Till now, only one repeating FRB - FRB20201124A, has been reported with circular polarization. "Circular polarization has been detected in about half of non-repeating FRBs for which the polarization was detectable. Linear polarization has been detected in almost all repeating FRBs. In contrast, circular polarization is only seen in one repeating source FRB 20201124A," said the researchers in the study.
Researchers could use data captured by FAST to record active episodes for these two FRBs, allowing the team to identify the precise characterization of their polarization.
Only two out of the 600 known FRBs - FRB 20121102A and FRB 20190520B, are found to coincide with a compact persistent radio source. Researchers attribute their young age to their extreme activity.
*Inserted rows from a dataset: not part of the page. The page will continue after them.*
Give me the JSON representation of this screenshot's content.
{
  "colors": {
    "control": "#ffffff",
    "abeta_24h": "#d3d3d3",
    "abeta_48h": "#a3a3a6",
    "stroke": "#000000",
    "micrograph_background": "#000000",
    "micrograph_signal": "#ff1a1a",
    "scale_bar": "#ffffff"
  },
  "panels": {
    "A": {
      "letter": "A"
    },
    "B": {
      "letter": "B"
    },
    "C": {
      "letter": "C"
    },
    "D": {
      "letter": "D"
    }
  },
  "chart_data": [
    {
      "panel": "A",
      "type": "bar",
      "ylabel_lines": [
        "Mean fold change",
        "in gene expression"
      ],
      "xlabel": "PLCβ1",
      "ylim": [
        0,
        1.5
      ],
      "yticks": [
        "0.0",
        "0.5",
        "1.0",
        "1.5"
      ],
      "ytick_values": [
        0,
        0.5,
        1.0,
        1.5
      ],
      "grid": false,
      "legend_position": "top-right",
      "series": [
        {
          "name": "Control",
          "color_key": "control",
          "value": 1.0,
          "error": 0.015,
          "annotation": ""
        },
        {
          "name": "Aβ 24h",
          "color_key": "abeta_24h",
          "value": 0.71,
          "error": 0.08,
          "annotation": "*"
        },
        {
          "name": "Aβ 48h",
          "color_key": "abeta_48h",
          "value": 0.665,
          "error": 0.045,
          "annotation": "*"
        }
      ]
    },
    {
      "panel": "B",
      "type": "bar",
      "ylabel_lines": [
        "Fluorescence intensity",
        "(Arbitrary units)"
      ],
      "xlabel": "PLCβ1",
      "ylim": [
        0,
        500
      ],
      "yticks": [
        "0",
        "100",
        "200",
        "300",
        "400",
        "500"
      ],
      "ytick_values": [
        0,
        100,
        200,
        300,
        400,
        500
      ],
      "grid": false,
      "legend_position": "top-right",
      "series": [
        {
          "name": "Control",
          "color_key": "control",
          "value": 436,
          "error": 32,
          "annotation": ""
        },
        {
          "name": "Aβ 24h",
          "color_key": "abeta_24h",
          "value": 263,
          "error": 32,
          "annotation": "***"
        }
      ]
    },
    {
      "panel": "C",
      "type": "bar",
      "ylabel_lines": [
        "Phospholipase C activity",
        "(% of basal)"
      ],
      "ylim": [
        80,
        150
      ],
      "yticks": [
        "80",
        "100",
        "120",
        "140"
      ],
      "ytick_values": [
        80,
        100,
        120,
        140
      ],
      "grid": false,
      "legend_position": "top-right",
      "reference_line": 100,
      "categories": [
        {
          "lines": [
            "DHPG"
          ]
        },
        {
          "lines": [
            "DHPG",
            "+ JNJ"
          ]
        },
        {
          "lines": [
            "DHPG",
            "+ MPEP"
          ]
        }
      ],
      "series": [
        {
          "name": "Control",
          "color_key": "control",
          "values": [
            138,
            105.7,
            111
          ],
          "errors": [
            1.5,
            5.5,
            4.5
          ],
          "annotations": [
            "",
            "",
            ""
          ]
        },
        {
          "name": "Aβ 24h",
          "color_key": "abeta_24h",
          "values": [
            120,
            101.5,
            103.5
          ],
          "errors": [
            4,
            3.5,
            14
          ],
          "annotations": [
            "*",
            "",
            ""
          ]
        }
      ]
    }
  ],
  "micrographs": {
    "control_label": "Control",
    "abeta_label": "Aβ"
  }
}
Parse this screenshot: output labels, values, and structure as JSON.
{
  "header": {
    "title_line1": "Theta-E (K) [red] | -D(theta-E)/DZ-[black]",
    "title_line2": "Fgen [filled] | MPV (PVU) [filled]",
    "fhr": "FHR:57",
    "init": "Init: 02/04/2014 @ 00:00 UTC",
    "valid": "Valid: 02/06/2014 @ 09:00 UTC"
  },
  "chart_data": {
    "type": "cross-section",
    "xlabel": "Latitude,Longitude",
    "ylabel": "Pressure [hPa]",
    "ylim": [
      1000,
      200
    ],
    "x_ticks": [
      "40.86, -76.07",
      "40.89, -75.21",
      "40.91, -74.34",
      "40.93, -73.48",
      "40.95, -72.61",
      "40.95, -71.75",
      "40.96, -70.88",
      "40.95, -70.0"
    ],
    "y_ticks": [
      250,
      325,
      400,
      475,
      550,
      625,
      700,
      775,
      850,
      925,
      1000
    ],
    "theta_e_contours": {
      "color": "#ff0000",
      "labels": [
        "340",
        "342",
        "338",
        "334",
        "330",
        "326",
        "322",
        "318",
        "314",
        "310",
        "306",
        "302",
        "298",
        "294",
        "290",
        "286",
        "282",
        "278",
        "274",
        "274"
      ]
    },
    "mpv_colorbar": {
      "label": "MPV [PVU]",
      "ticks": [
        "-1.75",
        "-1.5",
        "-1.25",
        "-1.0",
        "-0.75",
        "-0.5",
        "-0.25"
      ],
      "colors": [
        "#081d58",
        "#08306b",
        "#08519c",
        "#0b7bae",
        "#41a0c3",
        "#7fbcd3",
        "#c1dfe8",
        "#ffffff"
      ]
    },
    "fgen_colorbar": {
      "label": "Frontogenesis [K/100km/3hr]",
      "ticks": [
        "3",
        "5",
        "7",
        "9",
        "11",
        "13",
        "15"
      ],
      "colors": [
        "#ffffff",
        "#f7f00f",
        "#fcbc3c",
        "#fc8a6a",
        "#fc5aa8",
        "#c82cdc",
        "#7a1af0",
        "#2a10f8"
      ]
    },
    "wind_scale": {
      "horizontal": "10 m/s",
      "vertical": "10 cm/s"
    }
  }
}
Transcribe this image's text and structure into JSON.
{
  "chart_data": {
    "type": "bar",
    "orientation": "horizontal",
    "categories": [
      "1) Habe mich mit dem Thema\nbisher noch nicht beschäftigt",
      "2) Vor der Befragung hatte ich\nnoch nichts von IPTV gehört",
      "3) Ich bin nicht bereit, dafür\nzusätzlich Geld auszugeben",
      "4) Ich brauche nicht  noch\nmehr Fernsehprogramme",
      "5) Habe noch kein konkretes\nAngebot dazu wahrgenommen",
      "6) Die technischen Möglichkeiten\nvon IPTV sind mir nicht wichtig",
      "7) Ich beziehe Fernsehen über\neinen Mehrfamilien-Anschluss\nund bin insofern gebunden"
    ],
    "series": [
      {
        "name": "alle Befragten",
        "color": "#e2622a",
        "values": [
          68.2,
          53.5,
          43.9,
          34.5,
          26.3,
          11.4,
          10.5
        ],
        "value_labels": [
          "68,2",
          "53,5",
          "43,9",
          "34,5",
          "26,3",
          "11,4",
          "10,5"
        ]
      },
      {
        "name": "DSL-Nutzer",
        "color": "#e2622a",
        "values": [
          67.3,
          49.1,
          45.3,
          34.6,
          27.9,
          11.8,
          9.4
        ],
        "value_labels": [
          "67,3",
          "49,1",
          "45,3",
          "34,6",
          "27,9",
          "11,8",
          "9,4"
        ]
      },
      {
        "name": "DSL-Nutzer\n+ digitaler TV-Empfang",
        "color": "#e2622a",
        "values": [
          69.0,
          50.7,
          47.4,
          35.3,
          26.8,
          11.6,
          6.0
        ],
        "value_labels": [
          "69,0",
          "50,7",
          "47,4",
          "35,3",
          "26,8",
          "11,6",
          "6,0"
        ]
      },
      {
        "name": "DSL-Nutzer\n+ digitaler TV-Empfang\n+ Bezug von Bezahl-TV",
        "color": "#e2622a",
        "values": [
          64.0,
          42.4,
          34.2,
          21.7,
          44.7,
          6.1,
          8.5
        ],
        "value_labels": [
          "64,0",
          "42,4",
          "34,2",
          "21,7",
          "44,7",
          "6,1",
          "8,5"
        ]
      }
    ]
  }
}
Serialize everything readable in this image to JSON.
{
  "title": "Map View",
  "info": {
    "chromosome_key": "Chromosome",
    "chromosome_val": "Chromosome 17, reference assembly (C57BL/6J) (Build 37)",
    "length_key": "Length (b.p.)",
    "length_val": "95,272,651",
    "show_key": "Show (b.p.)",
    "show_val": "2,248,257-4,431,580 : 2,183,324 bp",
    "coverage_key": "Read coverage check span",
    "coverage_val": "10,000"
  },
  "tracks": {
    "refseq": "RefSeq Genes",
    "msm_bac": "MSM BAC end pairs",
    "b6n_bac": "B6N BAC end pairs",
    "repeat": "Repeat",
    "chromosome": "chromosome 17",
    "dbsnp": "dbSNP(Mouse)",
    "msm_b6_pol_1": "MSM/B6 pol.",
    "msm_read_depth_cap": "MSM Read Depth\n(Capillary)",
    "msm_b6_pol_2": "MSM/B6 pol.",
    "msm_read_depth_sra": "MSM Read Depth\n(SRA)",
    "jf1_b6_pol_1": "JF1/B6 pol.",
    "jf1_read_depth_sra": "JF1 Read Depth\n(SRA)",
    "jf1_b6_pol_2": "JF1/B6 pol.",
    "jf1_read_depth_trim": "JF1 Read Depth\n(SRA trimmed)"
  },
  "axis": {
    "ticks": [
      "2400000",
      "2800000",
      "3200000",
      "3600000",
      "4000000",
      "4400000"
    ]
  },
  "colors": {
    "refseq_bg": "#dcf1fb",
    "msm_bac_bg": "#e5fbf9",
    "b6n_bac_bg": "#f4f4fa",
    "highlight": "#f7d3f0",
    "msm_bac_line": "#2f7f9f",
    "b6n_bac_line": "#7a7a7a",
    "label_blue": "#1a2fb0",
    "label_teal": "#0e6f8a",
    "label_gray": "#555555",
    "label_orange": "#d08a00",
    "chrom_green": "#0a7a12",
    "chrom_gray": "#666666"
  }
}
The frequency of polarizations
A thorough analysis of the data captured by the team concluded that only five percent of the bursts from the two FRBs contained circular polarization, with the largest degree of circular polarization being around 64 percent.
Researchers attribute two possible mechanisms behind circular polarization, and these are various processes during propagation and a radiation mechanism intrinsic to the FRB source. "During propagation, multipath propagation and Faraday conversion could, in some circumstances, generate circular polarization." said the team.
Multipath propagation is a result of electromagnetic radiation traveling in an inhomogeneous magneto-ionic environment. "Faraday conversion is a relatively weak effect and generates observable circular polarization only when propagating through an extremely magnetized region with magnetic field reversals or propagating through strongly magnetized plasma consisting of relativistic electrons," said the researchers.